Author Contributions

R.G.C., R.Y. and Z.B. conceptualized the study. R.G.C., R.Y., E.C. and Z.B. designed the study and methodology. R.G.C., R.Y., A.B. and B.M. gathered the resources. R.G.C., R.Y., E.C. and Z.B. contributed to the formal analysis. R.G.C., R.Y., A.B. and B.M. collected the data. R.G.C., R.Y., Z.B., M.M. and U.B. administered the project. R.G.C., R.Y. and E.C. drafted the original manuscript. R.G.C., R.Y., E.C., Z.B., A.B., B.M., M.M. and U.B. revised and edited the drafted manuscript. All authors have read and agreed to the published version of the manuscript.

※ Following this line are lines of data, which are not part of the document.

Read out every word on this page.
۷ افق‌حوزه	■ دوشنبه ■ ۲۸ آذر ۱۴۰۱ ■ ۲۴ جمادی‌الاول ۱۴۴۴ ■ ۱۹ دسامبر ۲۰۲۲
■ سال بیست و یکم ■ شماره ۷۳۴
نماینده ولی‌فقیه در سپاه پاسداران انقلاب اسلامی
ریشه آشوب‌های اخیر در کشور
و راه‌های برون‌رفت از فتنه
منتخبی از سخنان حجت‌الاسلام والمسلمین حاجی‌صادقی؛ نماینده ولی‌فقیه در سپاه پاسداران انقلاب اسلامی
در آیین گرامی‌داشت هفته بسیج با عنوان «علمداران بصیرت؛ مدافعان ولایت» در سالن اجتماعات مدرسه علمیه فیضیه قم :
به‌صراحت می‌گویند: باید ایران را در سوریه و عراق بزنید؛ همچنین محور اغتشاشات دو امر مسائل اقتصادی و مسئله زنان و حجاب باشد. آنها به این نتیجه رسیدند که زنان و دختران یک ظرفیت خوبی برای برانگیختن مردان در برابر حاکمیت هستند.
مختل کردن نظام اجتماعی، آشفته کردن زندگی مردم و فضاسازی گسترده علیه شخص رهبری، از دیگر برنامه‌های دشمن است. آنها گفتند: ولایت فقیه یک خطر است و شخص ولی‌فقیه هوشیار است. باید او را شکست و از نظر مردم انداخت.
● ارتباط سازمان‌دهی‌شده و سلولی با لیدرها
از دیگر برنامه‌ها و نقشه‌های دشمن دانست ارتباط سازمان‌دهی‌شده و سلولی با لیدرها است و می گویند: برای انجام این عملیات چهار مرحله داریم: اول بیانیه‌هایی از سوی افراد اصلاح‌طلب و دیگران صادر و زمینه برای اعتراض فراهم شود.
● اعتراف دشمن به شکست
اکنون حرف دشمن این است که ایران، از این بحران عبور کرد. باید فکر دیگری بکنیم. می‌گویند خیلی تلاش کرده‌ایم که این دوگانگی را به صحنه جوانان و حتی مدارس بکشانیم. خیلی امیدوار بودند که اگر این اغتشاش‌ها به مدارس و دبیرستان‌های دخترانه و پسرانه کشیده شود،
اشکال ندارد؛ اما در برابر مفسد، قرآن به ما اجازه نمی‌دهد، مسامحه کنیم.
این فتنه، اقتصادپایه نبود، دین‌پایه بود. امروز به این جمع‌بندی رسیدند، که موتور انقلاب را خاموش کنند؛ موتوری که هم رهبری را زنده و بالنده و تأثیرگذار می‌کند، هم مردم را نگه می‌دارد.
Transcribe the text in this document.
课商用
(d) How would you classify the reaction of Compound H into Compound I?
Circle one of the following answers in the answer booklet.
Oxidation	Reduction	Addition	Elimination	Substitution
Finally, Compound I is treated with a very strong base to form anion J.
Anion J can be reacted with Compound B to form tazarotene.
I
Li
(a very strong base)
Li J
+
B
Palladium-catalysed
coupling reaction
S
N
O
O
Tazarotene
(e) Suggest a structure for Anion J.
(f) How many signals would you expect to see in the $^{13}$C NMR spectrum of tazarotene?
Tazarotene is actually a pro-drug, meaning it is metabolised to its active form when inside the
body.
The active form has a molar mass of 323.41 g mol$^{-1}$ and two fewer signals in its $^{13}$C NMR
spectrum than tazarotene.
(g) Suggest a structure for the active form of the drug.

Institutional Review Board Statement

This study was conducted with approval from the Istanbul Medical Faculty Ethics Committee (Approval Number:1075, Approval Date: 8 July 2024) in accordance with the principles of the Declaration of Helsinki. Informed consent was obtained from all the participants prior to participation in the study.

Informed Consent Statement

Written informed consent has been obtained from the patient(s) to publish this paper.

Data Availability Statement

The datasets generated and/or analysed during the current study are not publicly available due to ethical considerations/institutional policies but are available from the corresponding author on reasonable request.

Conflicts of Interest

The authors declare no conflict of interest.

Funding Statement

This research received no external funding.